書下ろし掌編ついてた。「Blue and Red,BLOOD」。
それによるとやはりサーシャは王家の血をひくもの、ということになるらしい。
まあな~。なるほどな~。
血の繋がり。血の濃さ。多国籍がいかに生きるか、っていう話だけど、血とか
ルーツとかに拘る作品だったなあ、終わってみればつくづくとそう思う。
血の束縛ってそんなに強いかしら。
でも私は日本にずっといて、自分の生まれとかで特に何事もなくて、他の国の
ことも異国で生きることもほとんど何も知らなくて、自分について思い悩む
ことはあっても、自分の血について考えなくてはならないと思ったことがない
からなあ。多分幸せなことなんだよな。
でも結局は、いかに生き抜くか、とか、その時そばにいて手を繋ぐのは誰か、
という、生きることを強く強く描いたシリーズだったと思う。
この国の無気力さとか崩壊とか、わりとそのまんまな気がしてこわい。

やっぱり鳩が辛いし、亮司は天使だ。

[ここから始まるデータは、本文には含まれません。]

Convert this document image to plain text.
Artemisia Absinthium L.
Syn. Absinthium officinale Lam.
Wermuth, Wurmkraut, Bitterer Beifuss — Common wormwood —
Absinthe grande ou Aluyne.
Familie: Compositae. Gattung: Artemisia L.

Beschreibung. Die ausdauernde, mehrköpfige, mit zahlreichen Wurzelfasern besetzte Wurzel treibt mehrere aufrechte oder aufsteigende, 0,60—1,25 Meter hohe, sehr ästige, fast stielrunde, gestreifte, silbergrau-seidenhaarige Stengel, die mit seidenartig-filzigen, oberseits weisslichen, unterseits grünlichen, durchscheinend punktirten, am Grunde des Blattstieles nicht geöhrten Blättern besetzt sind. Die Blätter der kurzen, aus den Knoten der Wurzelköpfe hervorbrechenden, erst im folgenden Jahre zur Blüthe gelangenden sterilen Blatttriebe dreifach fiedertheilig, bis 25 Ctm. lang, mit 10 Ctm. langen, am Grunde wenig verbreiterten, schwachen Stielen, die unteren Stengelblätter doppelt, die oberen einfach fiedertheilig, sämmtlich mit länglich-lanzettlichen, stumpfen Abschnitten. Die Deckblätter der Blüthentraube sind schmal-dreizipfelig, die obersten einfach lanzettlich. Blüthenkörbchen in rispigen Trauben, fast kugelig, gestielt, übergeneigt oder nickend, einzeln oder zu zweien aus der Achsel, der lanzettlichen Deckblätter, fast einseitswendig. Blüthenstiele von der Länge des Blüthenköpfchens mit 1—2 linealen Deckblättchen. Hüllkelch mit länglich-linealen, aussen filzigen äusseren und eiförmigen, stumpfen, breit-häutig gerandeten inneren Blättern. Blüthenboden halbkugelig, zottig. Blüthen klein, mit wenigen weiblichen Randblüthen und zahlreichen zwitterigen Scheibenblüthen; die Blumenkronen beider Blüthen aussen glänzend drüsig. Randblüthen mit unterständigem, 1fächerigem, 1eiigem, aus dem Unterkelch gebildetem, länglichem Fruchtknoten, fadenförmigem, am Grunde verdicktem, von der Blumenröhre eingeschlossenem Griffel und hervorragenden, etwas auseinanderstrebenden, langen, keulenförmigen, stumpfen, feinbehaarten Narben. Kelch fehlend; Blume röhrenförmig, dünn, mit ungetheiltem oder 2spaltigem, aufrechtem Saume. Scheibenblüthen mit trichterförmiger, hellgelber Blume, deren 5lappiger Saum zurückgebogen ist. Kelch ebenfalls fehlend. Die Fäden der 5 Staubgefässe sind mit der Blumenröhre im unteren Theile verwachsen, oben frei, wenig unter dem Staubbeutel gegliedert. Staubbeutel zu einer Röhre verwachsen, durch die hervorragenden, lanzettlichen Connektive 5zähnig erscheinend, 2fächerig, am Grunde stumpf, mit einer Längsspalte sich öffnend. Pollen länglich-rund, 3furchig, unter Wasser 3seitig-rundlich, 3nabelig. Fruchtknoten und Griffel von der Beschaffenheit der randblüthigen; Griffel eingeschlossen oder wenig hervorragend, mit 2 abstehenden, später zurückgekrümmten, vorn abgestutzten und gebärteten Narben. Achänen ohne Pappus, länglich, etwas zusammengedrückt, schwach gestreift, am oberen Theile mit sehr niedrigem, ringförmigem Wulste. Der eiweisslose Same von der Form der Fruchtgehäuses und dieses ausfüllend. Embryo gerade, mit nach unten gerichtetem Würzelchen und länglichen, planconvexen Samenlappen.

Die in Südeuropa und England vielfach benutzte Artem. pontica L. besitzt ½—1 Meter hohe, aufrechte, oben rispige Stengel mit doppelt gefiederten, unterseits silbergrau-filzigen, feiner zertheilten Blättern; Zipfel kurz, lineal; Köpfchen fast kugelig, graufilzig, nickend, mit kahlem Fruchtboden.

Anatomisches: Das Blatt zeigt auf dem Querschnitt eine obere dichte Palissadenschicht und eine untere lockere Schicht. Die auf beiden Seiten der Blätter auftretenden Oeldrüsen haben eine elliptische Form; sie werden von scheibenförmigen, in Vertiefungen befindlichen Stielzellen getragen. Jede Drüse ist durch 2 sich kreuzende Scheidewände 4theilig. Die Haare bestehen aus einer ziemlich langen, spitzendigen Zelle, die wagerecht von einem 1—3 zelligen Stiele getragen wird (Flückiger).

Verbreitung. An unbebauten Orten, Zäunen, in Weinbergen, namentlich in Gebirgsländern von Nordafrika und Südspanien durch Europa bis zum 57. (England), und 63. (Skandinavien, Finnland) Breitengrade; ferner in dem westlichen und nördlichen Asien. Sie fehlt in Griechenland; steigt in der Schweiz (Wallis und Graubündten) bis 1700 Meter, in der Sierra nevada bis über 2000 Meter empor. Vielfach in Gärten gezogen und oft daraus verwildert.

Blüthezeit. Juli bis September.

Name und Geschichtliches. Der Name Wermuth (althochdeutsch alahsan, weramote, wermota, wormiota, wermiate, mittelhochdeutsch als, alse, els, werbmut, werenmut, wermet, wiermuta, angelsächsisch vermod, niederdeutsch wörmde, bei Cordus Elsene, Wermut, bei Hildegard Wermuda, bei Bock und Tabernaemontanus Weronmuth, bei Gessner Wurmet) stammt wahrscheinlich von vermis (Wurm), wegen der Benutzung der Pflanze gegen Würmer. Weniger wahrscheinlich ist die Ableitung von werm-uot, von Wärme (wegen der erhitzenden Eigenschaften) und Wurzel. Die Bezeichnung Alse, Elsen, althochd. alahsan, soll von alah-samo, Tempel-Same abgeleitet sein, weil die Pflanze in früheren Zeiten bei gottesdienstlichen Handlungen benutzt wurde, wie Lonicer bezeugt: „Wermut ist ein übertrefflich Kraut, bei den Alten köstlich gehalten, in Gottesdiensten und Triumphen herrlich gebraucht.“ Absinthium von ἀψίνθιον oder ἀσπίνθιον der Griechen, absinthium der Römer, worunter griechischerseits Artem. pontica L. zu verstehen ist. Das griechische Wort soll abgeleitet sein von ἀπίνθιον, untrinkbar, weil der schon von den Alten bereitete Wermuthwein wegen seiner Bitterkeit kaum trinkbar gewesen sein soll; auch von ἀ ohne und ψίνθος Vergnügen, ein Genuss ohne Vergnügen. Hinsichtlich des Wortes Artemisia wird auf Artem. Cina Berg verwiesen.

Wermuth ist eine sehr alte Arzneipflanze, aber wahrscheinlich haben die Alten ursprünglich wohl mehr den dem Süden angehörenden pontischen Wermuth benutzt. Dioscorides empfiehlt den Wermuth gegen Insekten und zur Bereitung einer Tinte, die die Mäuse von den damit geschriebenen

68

大川がしぶとすぎるし、櫂は大丈夫なのか。
まださらに続きを書いて欲しいとも思うけど、世界はまだ続く、ということで
いいのかなあとも思う。
すみれももうちょっとサーシャと話せたらいいのにと思う。
でも亮司がちゃんとずっと、サーシャをつかまえていてね、と、切にそれだけを
願うよ。亮司~。たいへんな男に惚れて惚れられちゃったね。

せっかくなので一気読みしたいなあと思いつつ、最初の方のは実家にあるし
なかなかじっくり読み切る時間が。でも集中して10作、読みたいな。